By Ritvik Carvalho
LONDON (Reuters) – Sterling steadied against the dollar on Wednesday and gained against the euro after the announcement of an expansive budget designed to prop up the British economy as it prepares for a re-opening from lockdown.
The pound traded at $1.3964 by 1341 GMT, largely unchanged, after British finance minister Rishi Sunak delivered an annual budget speech in which he announced a costly extension to emergency aid programmes and tax hikes for businesses.
The currency was 0.3% higher against the euro at 86.32 pence.
“Looking at the performance of sterling over the period of the budget suggests that the detail, most of which was widely trailed, had little material impact upon GBP,” said Jeremy Stretch, head of G10 FX strategy at CIBC.
“We have seen gilts come under a little pressure as the gilt remit, borrowing levels for 2021/22 are higher than expected. Near-term risk dynamics are as important for GBP as anything the Chancellor may have announced.”
Sterling is the best-performing G10 currency this year, up about 2% versus the dollar, as investors bet the speed of Britain’s vaccination programme will enable a faster reopening of its economy, which has suffered its worst annual contraction in 300 years.
“Overall, the additional fiscal support announced should underscore the constructive outlook for GBP for 2Q, with further fiscal help facilitating the economic rebound and making GBP the outperformer in the G10 FX space,” strategists at ING said in a note. “We expect GBP/USD to breach the $1.5000 level in 2H21 and dips below $1.4000 should be faded.”
Reflation trade’s big FX winner: GBP https://fingfx.thomsonreuters.com/gfx/mkt/rlgvdezzjpo/Pasted%20image%201614771196456.png
Relief over a last-minute Brexit trade deal signed with the European Union last year and a Bank of England that has pushed back market expectations of negative interest rates has also been beneficial for the pound, which last week hit its highest in two and a half years.
Sunak said the economy will regain its pre-pandemic size in the middle of 2022, six months earlier than previously forecast, helped by Europe’s fastest COVID-19 vaccination programme.
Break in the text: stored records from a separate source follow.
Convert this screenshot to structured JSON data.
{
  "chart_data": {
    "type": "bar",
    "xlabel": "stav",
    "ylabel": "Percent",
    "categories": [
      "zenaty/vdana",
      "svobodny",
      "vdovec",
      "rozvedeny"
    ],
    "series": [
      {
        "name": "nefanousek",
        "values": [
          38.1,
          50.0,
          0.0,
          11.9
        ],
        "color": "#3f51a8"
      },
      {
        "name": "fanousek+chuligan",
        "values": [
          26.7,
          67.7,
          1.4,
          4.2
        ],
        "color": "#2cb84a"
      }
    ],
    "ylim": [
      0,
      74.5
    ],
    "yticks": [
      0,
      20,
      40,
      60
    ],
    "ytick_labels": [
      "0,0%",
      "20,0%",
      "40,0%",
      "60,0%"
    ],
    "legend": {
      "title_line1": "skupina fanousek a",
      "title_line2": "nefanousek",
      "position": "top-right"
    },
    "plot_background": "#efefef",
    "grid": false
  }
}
But it will remain 3% smaller in five years’ time than it would have been without the damage wrought by the coronavirus crisis, he said. Extra support is needed now as the country remains under coronavirus restrictions.
Valentin Marinov, head of G10 FX research at Credit Agricole, warned that a premature withdrawal of fiscal support for the economy could slow and even derail the recovery at a time when post-Brexit uncertainty lingers and clouds the outlook for the services sector.
“To the extent that this also makes the BoE more cautious and thus more willing to push against any further tightening of the UK financial conditions, it could also hurt the GBP,” Marinov said.
“We have two MPC doves – Tenreyro and Haskell – speaking today and tomorrow respectively. Their comments could become the trigger for a more sustained correction lower of the overbought and overvalued GBP.”
Silvana Tenreyro, a member of the BoE’s rate-setting committee will be speaking at 1600 GMT.
After the budget announcement, money markets reflected a 10- basis-point increase in the Bank’s base rate by September 2022, according Refinitiv data.